Limitations & Future Work¶
- Only two Agents and one LLM (GPT-4o) were tested; thus, generalizability remains to be verified.
- The static memory setting (no memory updates) simplifies real-world scenarios.
- No concrete defense mechanisms have been proposed.
- Attacks depend on carefully designed prompts, which may fail if the Agent implements input filtering.
Related Work & Insights¶
- vs. RAG Privacy Attacks: RAG attacks only require the LLM to output text, whereas Agent attacks must adapt to complex workflows.
- vs.
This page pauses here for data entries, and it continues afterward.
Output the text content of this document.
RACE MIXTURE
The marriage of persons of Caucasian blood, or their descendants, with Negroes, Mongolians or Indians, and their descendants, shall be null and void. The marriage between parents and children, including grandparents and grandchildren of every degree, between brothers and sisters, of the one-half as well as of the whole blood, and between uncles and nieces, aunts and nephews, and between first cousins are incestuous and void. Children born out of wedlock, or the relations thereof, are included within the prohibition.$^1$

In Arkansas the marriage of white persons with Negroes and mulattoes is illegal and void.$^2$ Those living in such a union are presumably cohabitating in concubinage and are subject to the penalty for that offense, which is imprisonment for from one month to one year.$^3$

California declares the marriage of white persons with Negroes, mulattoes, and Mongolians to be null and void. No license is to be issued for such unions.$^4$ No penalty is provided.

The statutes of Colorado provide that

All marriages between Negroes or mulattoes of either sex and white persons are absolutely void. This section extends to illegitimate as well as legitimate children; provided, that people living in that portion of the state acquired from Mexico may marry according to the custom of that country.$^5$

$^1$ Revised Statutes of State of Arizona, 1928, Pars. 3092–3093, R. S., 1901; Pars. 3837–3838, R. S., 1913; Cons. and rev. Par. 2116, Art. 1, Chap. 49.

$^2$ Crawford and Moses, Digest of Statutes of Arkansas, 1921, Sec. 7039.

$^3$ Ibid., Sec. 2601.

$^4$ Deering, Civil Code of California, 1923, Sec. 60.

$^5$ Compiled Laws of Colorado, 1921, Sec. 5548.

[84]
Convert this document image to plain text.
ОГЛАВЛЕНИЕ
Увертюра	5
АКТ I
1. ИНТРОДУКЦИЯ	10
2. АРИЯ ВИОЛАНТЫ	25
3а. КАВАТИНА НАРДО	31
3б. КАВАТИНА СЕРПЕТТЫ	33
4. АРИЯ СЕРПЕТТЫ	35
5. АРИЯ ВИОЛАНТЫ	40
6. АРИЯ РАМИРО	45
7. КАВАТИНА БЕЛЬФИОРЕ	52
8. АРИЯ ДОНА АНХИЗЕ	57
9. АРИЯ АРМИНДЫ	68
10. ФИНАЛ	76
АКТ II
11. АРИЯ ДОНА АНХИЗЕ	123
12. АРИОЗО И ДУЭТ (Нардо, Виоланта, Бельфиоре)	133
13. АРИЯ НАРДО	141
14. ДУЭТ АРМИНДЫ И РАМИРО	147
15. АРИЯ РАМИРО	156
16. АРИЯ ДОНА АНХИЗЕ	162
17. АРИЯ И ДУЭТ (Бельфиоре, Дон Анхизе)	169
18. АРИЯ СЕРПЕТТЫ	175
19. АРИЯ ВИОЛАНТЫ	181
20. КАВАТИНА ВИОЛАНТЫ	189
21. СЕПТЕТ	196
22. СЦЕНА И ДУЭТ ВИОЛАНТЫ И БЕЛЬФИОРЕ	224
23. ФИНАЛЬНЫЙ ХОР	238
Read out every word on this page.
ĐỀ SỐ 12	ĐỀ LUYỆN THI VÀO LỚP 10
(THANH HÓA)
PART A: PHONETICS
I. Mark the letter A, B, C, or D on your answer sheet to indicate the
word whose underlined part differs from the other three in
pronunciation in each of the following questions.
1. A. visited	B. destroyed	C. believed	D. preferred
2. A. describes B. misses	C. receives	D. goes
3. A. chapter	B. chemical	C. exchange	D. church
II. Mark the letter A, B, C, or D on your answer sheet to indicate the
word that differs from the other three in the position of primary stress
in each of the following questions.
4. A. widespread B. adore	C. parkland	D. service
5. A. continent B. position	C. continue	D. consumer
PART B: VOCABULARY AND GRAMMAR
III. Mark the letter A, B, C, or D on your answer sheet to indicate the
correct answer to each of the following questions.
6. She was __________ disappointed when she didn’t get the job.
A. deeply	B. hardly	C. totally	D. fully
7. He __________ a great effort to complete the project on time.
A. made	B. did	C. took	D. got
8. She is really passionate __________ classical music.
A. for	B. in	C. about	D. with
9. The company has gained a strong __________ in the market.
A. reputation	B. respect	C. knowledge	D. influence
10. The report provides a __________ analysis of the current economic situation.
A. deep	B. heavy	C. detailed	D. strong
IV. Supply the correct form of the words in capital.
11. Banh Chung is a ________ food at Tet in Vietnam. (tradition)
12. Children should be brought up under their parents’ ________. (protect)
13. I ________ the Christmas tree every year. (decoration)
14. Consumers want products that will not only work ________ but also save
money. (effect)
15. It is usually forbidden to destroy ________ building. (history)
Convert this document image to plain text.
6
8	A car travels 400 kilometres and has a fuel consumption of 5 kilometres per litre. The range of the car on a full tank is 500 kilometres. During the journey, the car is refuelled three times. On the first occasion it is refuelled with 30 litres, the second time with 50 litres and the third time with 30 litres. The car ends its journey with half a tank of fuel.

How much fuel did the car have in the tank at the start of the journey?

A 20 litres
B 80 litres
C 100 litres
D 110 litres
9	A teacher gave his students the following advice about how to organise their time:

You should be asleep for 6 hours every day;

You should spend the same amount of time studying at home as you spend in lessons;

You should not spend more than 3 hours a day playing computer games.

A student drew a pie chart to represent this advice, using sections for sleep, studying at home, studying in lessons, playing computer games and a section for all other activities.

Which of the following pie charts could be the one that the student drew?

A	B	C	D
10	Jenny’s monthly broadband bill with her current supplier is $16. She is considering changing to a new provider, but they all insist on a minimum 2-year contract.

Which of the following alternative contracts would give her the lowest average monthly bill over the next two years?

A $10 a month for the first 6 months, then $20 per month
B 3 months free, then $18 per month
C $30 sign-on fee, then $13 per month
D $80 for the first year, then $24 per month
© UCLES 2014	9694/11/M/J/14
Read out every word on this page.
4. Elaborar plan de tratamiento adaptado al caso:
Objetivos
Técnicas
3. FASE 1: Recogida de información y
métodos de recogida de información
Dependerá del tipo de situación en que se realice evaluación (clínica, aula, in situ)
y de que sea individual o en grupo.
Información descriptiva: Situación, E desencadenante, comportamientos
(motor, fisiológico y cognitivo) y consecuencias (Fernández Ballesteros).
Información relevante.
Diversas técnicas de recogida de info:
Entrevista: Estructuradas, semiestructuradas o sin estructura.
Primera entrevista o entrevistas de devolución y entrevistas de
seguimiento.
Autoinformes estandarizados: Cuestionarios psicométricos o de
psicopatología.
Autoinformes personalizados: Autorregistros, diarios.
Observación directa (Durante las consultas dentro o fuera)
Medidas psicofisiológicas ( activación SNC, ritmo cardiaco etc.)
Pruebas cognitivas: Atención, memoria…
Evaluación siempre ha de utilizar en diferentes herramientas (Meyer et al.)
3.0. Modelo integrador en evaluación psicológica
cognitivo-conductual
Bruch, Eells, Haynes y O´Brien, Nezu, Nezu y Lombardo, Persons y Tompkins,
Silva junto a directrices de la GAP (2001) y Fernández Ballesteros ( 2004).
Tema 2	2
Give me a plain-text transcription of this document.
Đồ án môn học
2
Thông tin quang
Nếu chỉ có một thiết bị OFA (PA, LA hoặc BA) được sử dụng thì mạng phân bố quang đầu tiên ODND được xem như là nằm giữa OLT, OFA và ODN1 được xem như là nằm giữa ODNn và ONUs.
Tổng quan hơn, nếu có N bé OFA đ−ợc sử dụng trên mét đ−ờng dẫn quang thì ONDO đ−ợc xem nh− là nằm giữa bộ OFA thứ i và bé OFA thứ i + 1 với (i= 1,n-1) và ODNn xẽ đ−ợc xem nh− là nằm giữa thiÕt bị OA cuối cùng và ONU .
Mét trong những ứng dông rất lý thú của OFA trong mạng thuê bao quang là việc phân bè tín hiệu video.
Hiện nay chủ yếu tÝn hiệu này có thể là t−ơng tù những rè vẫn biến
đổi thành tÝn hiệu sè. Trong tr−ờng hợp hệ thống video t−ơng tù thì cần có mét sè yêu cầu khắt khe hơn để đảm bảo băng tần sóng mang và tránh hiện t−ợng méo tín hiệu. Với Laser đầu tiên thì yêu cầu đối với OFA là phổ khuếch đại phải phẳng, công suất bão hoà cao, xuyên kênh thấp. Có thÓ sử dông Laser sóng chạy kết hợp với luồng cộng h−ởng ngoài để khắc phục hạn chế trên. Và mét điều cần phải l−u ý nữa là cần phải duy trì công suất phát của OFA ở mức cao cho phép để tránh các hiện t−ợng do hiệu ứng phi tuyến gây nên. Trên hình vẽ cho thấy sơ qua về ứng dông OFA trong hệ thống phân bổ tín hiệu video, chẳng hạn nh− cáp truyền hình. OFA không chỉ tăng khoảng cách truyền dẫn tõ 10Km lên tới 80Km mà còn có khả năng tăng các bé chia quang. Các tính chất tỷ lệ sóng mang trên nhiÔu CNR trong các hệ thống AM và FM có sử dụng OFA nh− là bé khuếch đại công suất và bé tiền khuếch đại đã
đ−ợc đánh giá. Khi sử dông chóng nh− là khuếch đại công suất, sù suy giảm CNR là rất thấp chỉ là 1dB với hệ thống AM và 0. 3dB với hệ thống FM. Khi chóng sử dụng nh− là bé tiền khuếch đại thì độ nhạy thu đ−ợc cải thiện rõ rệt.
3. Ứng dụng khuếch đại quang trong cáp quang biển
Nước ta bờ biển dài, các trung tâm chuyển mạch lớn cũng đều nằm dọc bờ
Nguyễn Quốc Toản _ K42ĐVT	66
Prompt Injection: Prompt injection aims to alter model behavior, whereas MEXTRA specifically aims to extract memory content.
Rating¶
- Novelty: ⭐⭐⭐⭐ First systematic study on Agent memory privacy; creative attack design.
- Experimental Thoroughness: ⭐⭐⭐⭐ Two Agents + multi-factor analysis + ablations + different knowledge levels.
- Writing Quality: ⭐⭐⭐⭐ Clear problem definition and standardized formulations.
- Value: ⭐⭐⭐⭐⭐ Important discovery in the security domain, offering direct security guidance for Agent design.